Доктор стоял перед мужиками, большой и жилистый, стекла его очков отблескивали зеленым, отражая темную листву рябинника. На круглой докторской голове густо рос черный, коротко стриженный волос.
– Только, пожалуйста, никаких подарков в амбулаторию не носить, – добавил он. – Все равно не возьму.
«Тонкой», – подумал Тимофей, подбодрившись. Последние слова доктора он понял иносказательно: в амбулаторию ходи без подарков, а вечерком, значит, забеги на минутку с заднего крыльца…

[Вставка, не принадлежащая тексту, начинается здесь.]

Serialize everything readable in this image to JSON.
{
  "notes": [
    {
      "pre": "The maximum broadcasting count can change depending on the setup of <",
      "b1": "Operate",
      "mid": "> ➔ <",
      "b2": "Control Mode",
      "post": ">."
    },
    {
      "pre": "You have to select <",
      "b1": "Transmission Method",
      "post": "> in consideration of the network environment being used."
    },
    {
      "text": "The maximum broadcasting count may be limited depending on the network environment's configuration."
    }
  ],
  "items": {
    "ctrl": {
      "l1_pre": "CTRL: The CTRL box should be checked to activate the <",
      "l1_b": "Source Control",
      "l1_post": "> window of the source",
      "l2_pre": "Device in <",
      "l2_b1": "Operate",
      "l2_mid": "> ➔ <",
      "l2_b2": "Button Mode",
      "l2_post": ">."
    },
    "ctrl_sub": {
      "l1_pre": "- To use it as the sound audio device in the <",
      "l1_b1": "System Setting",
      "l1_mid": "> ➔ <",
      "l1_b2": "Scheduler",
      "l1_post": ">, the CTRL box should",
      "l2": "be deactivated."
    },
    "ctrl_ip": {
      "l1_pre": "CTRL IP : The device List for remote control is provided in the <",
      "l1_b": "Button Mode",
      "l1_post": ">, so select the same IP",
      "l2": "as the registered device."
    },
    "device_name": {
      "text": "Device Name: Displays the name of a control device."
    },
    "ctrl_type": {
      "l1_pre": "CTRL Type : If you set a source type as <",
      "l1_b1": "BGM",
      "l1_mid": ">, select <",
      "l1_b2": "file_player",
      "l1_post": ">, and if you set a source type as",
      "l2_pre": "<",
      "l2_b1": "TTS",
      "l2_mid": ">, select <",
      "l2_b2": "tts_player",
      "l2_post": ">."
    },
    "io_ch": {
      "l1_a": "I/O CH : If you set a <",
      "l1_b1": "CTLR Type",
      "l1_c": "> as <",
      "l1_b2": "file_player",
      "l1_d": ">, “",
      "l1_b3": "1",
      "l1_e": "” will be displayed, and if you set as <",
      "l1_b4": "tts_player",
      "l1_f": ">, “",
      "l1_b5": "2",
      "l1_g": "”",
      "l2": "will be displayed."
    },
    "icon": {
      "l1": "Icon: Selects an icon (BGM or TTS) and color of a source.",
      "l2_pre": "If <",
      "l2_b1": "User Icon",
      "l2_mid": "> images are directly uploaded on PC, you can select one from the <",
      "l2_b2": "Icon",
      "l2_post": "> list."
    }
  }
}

В приемной и в двух комнатах, примыкавших к ней, всюду в изобилии остались нечистоплотные следы фельдшера: давленые клопы, окурки, плевки, обглоданные кости, заскорузлые портянки.
Доктор вышел спать на террасу. Он долго ворочался, раздумывая о своей бродяжьей судьбе.

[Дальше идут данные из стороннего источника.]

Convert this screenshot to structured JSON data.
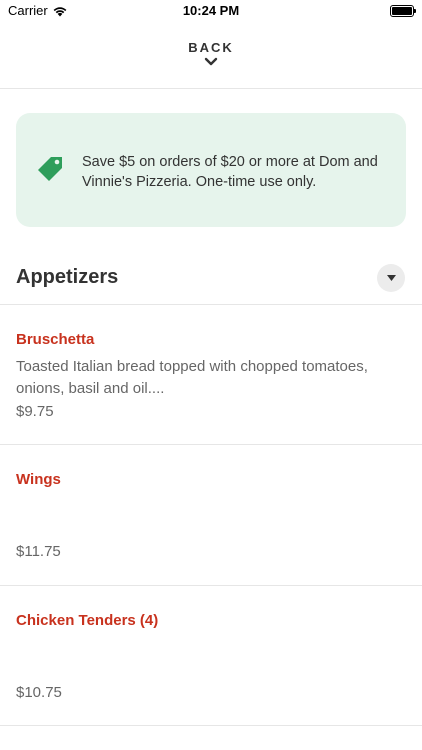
{
  "status_bar": {
    "carrier": "Carrier",
    "time": "10:24 PM"
  },
  "nav": {
    "back_label": "BACK"
  },
  "promo": {
    "icon": "price-tag-icon",
    "color": "#2e9e5b",
    "background": "#e6f4ec",
    "text": "Save $5 on orders of $20 or more at Dom and Vinnie's Pizzeria. One-time use only."
  },
  "menu": {
    "section_title": "Appetizers",
    "accent_color": "#c8321e",
    "items": [
      {
        "name": "Bruschetta",
        "description": "Toasted Italian bread topped with chopped tomatoes, onions, basil and oil....",
        "price": "$9.75"
      },
      {
        "name": "Wings",
        "description": "",
        "price": "$11.75"
      },
      {
        "name": "Chicken Tenders (4)",
        "description": "",
        "price": "$10.75"
      }
    ]
  }
}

Четыре года тому назад доктор окончил московский институт и получил путевку в район. Старый испытанный друг провожал доктора на вокзал. В Москве начиналась весна. В просветах между бетоном, стеклом и железом был хорошо виден небесный ледоход. Дворники чистили метлами сточные люки, на мокром асфальте клейко шипели автомобильные шины, народ шел по улицам густо, трамвай подолгу стоял на каждом перекрестке.
– Тебе не повезло, Алексей, – сказал друг.
Доктор сухо ответил:
– Не всем же веселиться в Москве, надо кому-нибудь и работать.

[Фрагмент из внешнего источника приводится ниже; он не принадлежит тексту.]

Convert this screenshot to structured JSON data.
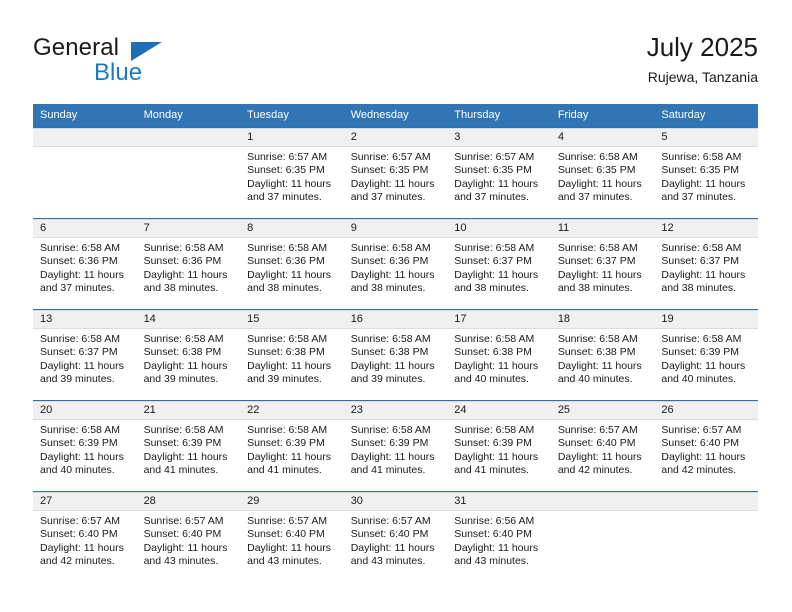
{
  "logo": {
    "word_top": "General",
    "word_bottom": "Blue",
    "triangle_icon": "triangle-icon",
    "color_dark": "#1a1a1a",
    "color_blue": "#1f7ac4"
  },
  "header": {
    "title": "July 2025",
    "subtitle": "Rujewa, Tanzania"
  },
  "colors": {
    "header_blue": "#3175b4",
    "row_divider_blue": "#2f6fae",
    "daynum_band": "#f0f0f0"
  },
  "weekday_headers": [
    "Sunday",
    "Monday",
    "Tuesday",
    "Wednesday",
    "Thursday",
    "Friday",
    "Saturday"
  ],
  "weeks": [
    [
      {
        "day": "",
        "lines": []
      },
      {
        "day": "",
        "lines": []
      },
      {
        "day": "1",
        "lines": [
          "Sunrise: 6:57 AM",
          "Sunset: 6:35 PM",
          "Daylight: 11 hours",
          "and 37 minutes."
        ]
      },
      {
        "day": "2",
        "lines": [
          "Sunrise: 6:57 AM",
          "Sunset: 6:35 PM",
          "Daylight: 11 hours",
          "and 37 minutes."
        ]
      },
      {
        "day": "3",
        "lines": [
          "Sunrise: 6:57 AM",
          "Sunset: 6:35 PM",
          "Daylight: 11 hours",
          "and 37 minutes."
        ]
      },
      {
        "day": "4",
        "lines": [
          "Sunrise: 6:58 AM",
          "Sunset: 6:35 PM",
          "Daylight: 11 hours",
          "and 37 minutes."
        ]
      },
      {
        "day": "5",
        "lines": [
          "Sunrise: 6:58 AM",
          "Sunset: 6:35 PM",
          "Daylight: 11 hours",
          "and 37 minutes."
        ]
      }
    ],
    [
      {
        "day": "6",
        "lines": [
          "Sunrise: 6:58 AM",
          "Sunset: 6:36 PM",
          "Daylight: 11 hours",
          "and 37 minutes."
        ]
      },
      {
        "day": "7",
        "lines": [
          "Sunrise: 6:58 AM",
          "Sunset: 6:36 PM",
          "Daylight: 11 hours",
          "and 38 minutes."
        ]
      },
      {
        "day": "8",
        "lines": [
          "Sunrise: 6:58 AM",
          "Sunset: 6:36 PM",
          "Daylight: 11 hours",
          "and 38 minutes."
        ]
      },
      {
        "day": "9",
        "lines": [
          "Sunrise: 6:58 AM",
          "Sunset: 6:36 PM",
          "Daylight: 11 hours",
          "and 38 minutes."
        ]
      },
      {
        "day": "10",
        "lines": [
          "Sunrise: 6:58 AM",
          "Sunset: 6:37 PM",
          "Daylight: 11 hours",
          "and 38 minutes."
        ]
      },
      {
        "day": "11",
        "lines": [
          "Sunrise: 6:58 AM",
          "Sunset: 6:37 PM",
          "Daylight: 11 hours",
          "and 38 minutes."
        ]
      },
      {
        "day": "12",
        "lines": [
          "Sunrise: 6:58 AM",
          "Sunset: 6:37 PM",
          "Daylight: 11 hours",
          "and 38 minutes."
        ]
      }
    ],
    [
      {
        "day": "13",
        "lines": [
          "Sunrise: 6:58 AM",
          "Sunset: 6:37 PM",
          "Daylight: 11 hours",
          "and 39 minutes."
        ]
      },
      {
        "day": "14",
        "lines": [
          "Sunrise: 6:58 AM",
          "Sunset: 6:38 PM",
          "Daylight: 11 hours",
          "and 39 minutes."
        ]
      },
      {
        "day": "15",
        "lines": [
          "Sunrise: 6:58 AM",
          "Sunset: 6:38 PM",
          "Daylight: 11 hours",
          "and 39 minutes."
        ]
      },
      {
        "day": "16",
        "lines": [
          "Sunrise: 6:58 AM",
          "Sunset: 6:38 PM",
          "Daylight: 11 hours",
          "and 39 minutes."
        ]
      },
      {
        "day": "17",
        "lines": [
          "Sunrise: 6:58 AM",
          "Sunset: 6:38 PM",
          "Daylight: 11 hours",
          "and 40 minutes."
        ]
      },
      {
        "day": "18",
        "lines": [
          "Sunrise: 6:58 AM",
          "Sunset: 6:38 PM",
          "Daylight: 11 hours",
          "and 40 minutes."
        ]
      },
      {
        "day": "19",
        "lines": [
          "Sunrise: 6:58 AM",
          "Sunset: 6:39 PM",
          "Daylight: 11 hours",
          "and 40 minutes."
        ]
      }
    ],
    [
      {
        "day": "20",
        "lines": [
          "Sunrise: 6:58 AM",
          "Sunset: 6:39 PM",
          "Daylight: 11 hours",
          "and 40 minutes."
        ]
      },
      {
        "day": "21",
        "lines": [
          "Sunrise: 6:58 AM",
          "Sunset: 6:39 PM",
          "Daylight: 11 hours",
          "and 41 minutes."
        ]
      },
      {
        "day": "22",
        "lines": [
          "Sunrise: 6:58 AM",
          "Sunset: 6:39 PM",
          "Daylight: 11 hours",
          "and 41 minutes."
        ]
      },
      {
        "day": "23",
        "lines": [
          "Sunrise: 6:58 AM",
          "Sunset: 6:39 PM",
          "Daylight: 11 hours",
          "and 41 minutes."
        ]
      },
      {
        "day": "24",
        "lines": [
          "Sunrise: 6:58 AM",
          "Sunset: 6:39 PM",
          "Daylight: 11 hours",
          "and 41 minutes."
        ]
      },
      {
        "day": "25",
        "lines": [
          "Sunrise: 6:57 AM",
          "Sunset: 6:40 PM",
          "Daylight: 11 hours",
          "and 42 minutes."
        ]
      },
      {
        "day": "26",
        "lines": [
          "Sunrise: 6:57 AM",
          "Sunset: 6:40 PM",
          "Daylight: 11 hours",
          "and 42 minutes."
        ]
      }
    ],
    [
      {
        "day": "27",
        "lines": [
          "Sunrise: 6:57 AM",
          "Sunset: 6:40 PM",
          "Daylight: 11 hours",
          "and 42 minutes."
        ]
      },
      {
        "day": "28",
        "lines": [
          "Sunrise: 6:57 AM",
          "Sunset: 6:40 PM",
          "Daylight: 11 hours",
          "and 43 minutes."
        ]
      },
      {
        "day": "29",
        "lines": [
          "Sunrise: 6:57 AM",
          "Sunset: 6:40 PM",
          "Daylight: 11 hours",
          "and 43 minutes."
        ]
      },
      {
        "day": "30",
        "lines": [
          "Sunrise: 6:57 AM",
          "Sunset: 6:40 PM",
          "Daylight: 11 hours",
          "and 43 minutes."
        ]
      },
      {
        "day": "31",
        "lines": [
          "Sunrise: 6:56 AM",
          "Sunset: 6:40 PM",
          "Daylight: 11 hours",
          "and 43 minutes."
        ]
      },
      {
        "day": "",
        "lines": []
      },
      {
        "day": "",
        "lines": []
      }
    ]
  ]
}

С тех пор доктор не выезжал из деревни, его перебрасывали из района в район, из больницы в больницу, отпуска не давали. Он узнавал о Москве только по газетам и письмам.
Деревня очень наскучила ему. Не совсем ошибался председатель Гаврила Степанович, приписывая горожанам неистребимую страсть к театрам.
Пололи картошку. Бабы шли шеренгой, выдирая мягкий лягушатник. Гаврила Степанович тихо позвал:
– Устя!
Она выпрямилась и тыльной стороной ладони сбросила со лба густой пот.
– Иди-ка, Устя, к доктору. Уборщицу требует.
Торопясь успокоить ее, председатель добавил:
– Человек культурный. Не полезет.
Она повела карим горячим глазом.
– Эге! – развеселился председатель. – Да ты, я вижу, не прочь! Смотри, баба!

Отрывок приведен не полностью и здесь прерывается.